Çocukların dijital olanaklardan yararlanabilmesinin önemini vurgulayan BİLGİ Medya Bölüm Başkanı Doç. Dr. Erkan Saka ise  “Bazen çocukların teknolojiyle angajmanını zamansal olarak sınırlamaya çalışıyoruz. Ancak bir yandan da çocukların gelecekte içinde bulunacakları medya ekosistemi tamamen dijital olacak. Bugün dijital yetenekleri kazanamayan çocuklar ileride geride kalacaklar. İfade özgürlüğünün ötesinde bu kullanım hakkı onların ileride toplumsal statülerini korumalarında da kritik bir rolde” dedi.   
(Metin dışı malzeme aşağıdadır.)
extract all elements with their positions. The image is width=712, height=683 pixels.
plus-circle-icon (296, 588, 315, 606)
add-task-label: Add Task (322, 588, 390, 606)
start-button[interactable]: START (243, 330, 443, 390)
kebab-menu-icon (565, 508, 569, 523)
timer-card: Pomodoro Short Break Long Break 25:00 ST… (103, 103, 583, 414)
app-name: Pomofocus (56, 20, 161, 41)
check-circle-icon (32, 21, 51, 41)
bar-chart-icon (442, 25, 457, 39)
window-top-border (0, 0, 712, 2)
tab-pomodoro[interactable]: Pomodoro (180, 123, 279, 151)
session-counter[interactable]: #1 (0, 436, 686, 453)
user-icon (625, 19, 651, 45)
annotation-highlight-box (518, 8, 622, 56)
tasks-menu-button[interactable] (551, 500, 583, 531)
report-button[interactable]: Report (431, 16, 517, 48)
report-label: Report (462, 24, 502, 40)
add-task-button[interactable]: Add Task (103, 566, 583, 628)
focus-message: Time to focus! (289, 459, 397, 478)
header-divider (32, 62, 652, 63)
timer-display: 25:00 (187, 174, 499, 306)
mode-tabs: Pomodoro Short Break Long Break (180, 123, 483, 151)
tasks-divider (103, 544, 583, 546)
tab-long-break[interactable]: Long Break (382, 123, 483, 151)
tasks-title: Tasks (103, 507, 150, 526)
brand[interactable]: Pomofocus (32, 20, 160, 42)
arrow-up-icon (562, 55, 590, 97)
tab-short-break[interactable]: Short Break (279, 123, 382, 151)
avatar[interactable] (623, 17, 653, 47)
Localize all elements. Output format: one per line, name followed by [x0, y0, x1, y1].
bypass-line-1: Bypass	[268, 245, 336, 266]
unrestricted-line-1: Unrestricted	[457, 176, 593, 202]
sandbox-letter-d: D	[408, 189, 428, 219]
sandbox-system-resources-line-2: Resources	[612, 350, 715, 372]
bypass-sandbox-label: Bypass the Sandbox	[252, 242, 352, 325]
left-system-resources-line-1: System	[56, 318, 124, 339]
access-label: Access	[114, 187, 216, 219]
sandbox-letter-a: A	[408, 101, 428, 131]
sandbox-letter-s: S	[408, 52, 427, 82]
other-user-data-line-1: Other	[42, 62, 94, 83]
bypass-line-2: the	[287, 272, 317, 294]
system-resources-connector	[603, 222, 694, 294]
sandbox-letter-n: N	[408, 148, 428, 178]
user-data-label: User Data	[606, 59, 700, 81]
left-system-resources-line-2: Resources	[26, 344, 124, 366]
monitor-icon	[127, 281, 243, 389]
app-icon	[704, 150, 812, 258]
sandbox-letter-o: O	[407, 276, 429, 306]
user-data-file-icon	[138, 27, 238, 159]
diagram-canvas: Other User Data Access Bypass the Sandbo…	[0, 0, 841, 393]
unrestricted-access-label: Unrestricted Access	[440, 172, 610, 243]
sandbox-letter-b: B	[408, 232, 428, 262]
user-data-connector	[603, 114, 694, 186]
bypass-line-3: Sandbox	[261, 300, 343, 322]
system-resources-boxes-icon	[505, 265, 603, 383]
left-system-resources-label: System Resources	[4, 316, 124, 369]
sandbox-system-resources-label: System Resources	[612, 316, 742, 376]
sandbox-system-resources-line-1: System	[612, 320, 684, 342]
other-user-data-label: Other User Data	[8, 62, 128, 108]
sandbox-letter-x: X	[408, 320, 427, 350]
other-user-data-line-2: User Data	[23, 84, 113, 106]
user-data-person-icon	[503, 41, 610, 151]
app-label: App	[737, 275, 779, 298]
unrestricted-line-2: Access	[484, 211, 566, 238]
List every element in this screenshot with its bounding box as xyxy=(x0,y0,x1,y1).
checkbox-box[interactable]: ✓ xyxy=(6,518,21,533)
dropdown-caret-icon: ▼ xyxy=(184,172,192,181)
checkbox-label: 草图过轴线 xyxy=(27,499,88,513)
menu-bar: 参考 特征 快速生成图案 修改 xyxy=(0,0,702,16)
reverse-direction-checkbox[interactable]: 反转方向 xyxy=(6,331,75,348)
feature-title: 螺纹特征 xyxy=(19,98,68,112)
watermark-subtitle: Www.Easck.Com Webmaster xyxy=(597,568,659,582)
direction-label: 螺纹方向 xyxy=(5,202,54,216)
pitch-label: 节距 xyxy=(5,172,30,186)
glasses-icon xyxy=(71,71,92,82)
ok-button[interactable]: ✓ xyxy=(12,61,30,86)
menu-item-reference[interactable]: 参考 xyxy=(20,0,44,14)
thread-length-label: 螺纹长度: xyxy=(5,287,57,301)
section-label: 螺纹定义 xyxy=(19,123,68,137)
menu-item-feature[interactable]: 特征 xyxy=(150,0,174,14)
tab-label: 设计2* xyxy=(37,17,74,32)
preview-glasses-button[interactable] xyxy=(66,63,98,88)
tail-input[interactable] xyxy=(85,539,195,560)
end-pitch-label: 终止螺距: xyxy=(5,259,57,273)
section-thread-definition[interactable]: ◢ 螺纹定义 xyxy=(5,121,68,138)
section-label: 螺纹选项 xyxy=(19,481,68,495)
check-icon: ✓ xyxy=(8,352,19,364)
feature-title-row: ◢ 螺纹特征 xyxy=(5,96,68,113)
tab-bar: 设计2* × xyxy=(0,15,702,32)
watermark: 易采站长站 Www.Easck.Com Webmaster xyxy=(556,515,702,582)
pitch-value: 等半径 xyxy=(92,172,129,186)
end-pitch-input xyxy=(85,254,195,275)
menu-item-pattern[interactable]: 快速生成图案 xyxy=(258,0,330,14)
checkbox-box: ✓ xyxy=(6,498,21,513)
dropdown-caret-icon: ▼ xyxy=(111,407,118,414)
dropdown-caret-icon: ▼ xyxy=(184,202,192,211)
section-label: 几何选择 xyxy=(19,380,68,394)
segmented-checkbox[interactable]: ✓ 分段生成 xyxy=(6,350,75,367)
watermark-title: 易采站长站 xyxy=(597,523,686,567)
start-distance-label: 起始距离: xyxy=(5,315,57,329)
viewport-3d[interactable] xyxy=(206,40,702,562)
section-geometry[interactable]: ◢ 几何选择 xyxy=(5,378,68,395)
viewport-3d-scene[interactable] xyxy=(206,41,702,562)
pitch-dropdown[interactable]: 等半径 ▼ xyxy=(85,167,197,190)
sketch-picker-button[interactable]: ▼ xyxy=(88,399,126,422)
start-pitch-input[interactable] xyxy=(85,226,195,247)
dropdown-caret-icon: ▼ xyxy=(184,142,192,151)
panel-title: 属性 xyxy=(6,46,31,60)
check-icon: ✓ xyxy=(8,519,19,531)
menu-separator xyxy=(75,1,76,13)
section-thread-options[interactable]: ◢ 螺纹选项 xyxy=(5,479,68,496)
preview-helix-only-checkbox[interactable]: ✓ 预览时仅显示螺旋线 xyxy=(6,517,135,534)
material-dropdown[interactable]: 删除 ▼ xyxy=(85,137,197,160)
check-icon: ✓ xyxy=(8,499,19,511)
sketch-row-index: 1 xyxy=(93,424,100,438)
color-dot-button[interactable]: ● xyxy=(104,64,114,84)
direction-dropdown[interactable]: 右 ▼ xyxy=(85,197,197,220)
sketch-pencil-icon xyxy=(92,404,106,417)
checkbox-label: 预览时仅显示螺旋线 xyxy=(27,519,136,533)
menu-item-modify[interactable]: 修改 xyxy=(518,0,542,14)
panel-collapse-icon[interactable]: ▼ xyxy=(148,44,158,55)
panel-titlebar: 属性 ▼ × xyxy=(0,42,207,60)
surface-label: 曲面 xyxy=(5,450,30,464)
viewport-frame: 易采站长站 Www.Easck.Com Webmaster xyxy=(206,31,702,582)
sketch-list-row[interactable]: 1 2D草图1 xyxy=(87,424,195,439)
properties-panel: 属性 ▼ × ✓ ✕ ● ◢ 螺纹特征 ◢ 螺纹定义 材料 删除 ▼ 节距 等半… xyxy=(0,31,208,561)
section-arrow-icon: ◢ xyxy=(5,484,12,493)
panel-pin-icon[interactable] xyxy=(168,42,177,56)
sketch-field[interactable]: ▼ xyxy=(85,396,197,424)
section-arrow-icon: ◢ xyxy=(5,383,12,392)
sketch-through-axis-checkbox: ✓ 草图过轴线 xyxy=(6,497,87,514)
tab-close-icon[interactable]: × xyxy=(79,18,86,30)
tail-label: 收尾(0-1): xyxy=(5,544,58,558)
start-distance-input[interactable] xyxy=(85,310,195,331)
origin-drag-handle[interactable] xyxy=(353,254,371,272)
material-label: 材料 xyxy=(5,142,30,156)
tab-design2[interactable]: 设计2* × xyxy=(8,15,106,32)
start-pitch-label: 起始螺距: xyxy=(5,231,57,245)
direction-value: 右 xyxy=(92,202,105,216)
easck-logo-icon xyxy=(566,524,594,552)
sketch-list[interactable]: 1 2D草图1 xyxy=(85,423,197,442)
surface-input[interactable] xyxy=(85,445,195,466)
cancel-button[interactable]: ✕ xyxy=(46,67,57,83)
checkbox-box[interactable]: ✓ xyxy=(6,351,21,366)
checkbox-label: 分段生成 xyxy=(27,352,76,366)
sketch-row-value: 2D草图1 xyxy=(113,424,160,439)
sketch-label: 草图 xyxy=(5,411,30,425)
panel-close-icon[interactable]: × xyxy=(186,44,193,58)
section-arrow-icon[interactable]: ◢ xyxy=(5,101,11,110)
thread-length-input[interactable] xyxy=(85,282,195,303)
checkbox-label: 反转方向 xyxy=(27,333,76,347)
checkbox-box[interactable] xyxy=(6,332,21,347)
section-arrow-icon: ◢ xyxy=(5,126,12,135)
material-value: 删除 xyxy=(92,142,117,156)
‘Mobil uygulamaları kullanırken emek icra ediyoruz’  

BİLGİ Medya Bölümü Dr. Öğr. Üyesi Yusuf Yüksekdağ, ise  “Çocuk verilerinin büyük teknoloji firmaları tarafından toplanmamasına ilişkin prensipler olsa da, çocukların verileri kullandıkları uygulamalar aracılığıyla toplanıyor ve bu veriler piyasanın ihtiyaçları doğrultusunda firmalar tarafından kullanılıyor. Aslında herhangi bir mobil uygulamayı kullanırken emek icra ediyoruz. Çocuklar da bunun bir parçası. Birçok firma çocukların kişisel verilerinden kazanç sağlamakta. Bu noktada çocuğun dijital ortamdaki emek sömürüsünü de tartışmamız gerekiyor” dedi.  

‘Çocukların davranışları kâr kapısı haline getirilemez'  

Çocukların dijital izleri ve bunların ticari amaçla kullanılmasının kamuoyunda yeterince tartışılmadığını belirten BİLGİ Medya Bölümü Öğretim Görevlisi Sarper Durmuş ise “Özellikle oyunlar konusunda ebeveyn ve çocukların kendi verilerinin işlenip işlenmediğinin takibini yapabilmeleri için medya okuryazarlığına sahip olmaları çok önemli. Çocukların davranış ve hareketleri kâr kapısı haline getirilemez.” dedi.  

Teknoloji ve oyun şirketlerinin gizlilik sözleşmelerini değerlendiren Durmuş, “Çocukları doğrudan hedefleyen oyun şirketlerinin topladıkları verileri kullanıcılara 20 sayfalık gizlilik sözleşmeleriyle değil, net ve kısa şekilde anlatmaları gerekiyor. Oyun şirketleri veri topladıklarını belirttikleri ve kendilerini korumaya alan şablon sözleşmelerden vazgeçmeliler. Toplumdaki bilinç arttıkça veri toplama konusunda güvenilen şirketler ön plana çıkacaktır, bu şirketlerin oyunları oynanacaktır” diye konuştu.